Миссис Больфем решила совершить убийство.
Когда она рассматривала восторженные лица пятидесяти с чем-то членов клуба «Пятница», обращенных к известной нью-йоркской докладчице, которую она, как председательница, представила собранию, сказав при этом несколько слов, которые она так прекрасно умела подбирать к случаю, она ощутила легкий толчок, и ей показалось, что это важное решение росло в ее рафинированном и живом уме месяцы, а может быть годы, так как она не была импульсивной особой.
Одобрительно улыбаясь и похлопывая своими большими, сильными руками, в девственно белых перчатках, в самые подходящие моменты, когда оживленная ораторша излагала законы о женских правах, она в то же время задавала себе вопрос, не гнездилась ли эта мысль в ее подсознании – этой умственной лавке древностей, – по крайней мере половину двадцати двух лет ее замужней жизни.
Но только вчера, неожиданно проснувшись, она созналась себе без дальнейшей борьбы и отступлений перед совестью и принципами, как она ненавидела эту грузную массу мяса, тяжело спавшую рядом с ней.
По крайней мере восемь лет, с тех пор, как их состояние улучшилось и у нее было достаточно времени для чтения романов и пьес популярных авторов, она тосковала о собственной комнате, об отдельном, личном существовании. Она не была мечтательницей, но именно такая комната, с целомудренной обстановкой в холодных, бледно-голубых тонах, постоянно вставала перед ее умственным взором.
Тревожным инстинктом она ощущала безнравственность пурпурового цвета с лавандой. Днем это был бы будуар.
Она была слишком благоразумна, чтобы говорить об этом или обратиться за советом к постороннему, тем более, что ее единственным руководителем была сцена. Но там все эти мелочи жизни были случайны, или противоречивы. Маленький мирок миссис Больфем единогласно признавал ее большие познания, никто из них, даже отдаленно, не подозревал, что есть вещи, которых она могла не знать и ограниченность ее знаний даже не подвергалась обсуждению. Рано или поздно ее могли опередить, но ее образ действий внушал уверенность, что она на голову выше всех женщин, окружавших ее, что она их прирожденный и естественный вождь.
Миссис Больфем никогда не говорила о своем желании иметь отдельную комнату, будучи женщиной, которая обдумывала медленно, говорила осторожно и вместе с тем была терпелива и рассудительна. Она редко позволяла себе то, что она называла «полетом воображения» и не допускала, чтобы горечь наполняла ее душу.

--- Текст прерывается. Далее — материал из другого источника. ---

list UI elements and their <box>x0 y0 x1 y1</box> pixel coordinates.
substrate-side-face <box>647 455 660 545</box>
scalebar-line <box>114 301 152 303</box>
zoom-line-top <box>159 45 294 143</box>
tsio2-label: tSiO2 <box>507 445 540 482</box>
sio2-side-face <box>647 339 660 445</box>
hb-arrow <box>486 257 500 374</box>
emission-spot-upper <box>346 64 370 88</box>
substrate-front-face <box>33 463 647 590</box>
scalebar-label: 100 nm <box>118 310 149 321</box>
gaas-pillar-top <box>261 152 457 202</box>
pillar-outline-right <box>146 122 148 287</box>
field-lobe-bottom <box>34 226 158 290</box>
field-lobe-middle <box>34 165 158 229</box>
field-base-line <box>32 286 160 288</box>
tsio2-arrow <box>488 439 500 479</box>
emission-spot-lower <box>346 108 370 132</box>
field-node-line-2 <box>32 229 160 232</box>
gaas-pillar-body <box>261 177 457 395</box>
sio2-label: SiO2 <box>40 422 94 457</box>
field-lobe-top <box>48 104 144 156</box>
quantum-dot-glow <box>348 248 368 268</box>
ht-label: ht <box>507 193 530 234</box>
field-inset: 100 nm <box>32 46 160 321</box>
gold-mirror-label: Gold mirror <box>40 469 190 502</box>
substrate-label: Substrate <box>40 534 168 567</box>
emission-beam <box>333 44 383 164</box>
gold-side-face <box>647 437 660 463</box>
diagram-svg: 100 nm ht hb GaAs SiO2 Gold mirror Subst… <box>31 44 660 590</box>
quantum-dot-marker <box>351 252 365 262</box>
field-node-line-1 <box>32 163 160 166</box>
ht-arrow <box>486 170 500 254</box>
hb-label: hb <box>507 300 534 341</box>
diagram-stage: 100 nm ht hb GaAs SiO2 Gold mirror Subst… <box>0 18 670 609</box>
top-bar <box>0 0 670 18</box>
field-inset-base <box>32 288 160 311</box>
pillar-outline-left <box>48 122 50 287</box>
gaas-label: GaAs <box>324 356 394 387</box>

Больфемы даже теперь не были достаточно богаты, чтобы завести новую обстановку для спальни, лишенной много слишком экономными родителями с тех пор, как их дети поженились и разъехались. Но несколько дней назад она случайно заметила, что пружины супружеской кровати осели и не мешает продать ее, а вместо одной купить две отдельных. Ночью, в темноте, она стиснула руки и затаила дыхание, когда вспомнила багровый румянец Давида Больфема, осмотрительную манеру, с какой он отодвинул свою толстую чашку для кофе, почесал щетинистые усы, свернул свою не очень чистую салфетку и просунул ее в кольцо раньше, чем ответить. Его первые слова сказали все, но он был политиком и свои умственные процессы привык приспосабливать к пониманию слабых интеллектов. «Вы можете их, пружины, починить», – объявил он жене, нежно улыбавшейся через стол с остатками ветчины, яиц, соленой макрели, кофе и горячего хлеба – «то есть, если это надо, чего я не заметил, а я несколько тяжелее вас. Но я не допущу больше ваших проклятых новомодных выдумок в этот дом. Было хорошо для моих родных, будет хорошо и для вас. Мы пятнадцать лет жили без хитрых абажуров на лампы, которые только портят глаза, и без ковров, в которых я путаюсь. Последние восемь или девять лет, если вы не бежали в клуб, то мчались в Нью-Йорк, и у меня было достаточно холодных ужинов и чаев по клубам. На ваши изящные платья я выкладывал деньги, которые мог бы продуктивно истратить в предвыборное время. Но я вытерпел все это потому, что я, кажется, такой хороший муж, как никто на свете. Мне нравится, если вы хорошо одеты, так как на вас все еще заглядываются, и это как-никак годиться для дела. Я никогда не лишал вас прислуги, но есть граница терпению для всякого мужа. Я против двух кроватей – и кончено».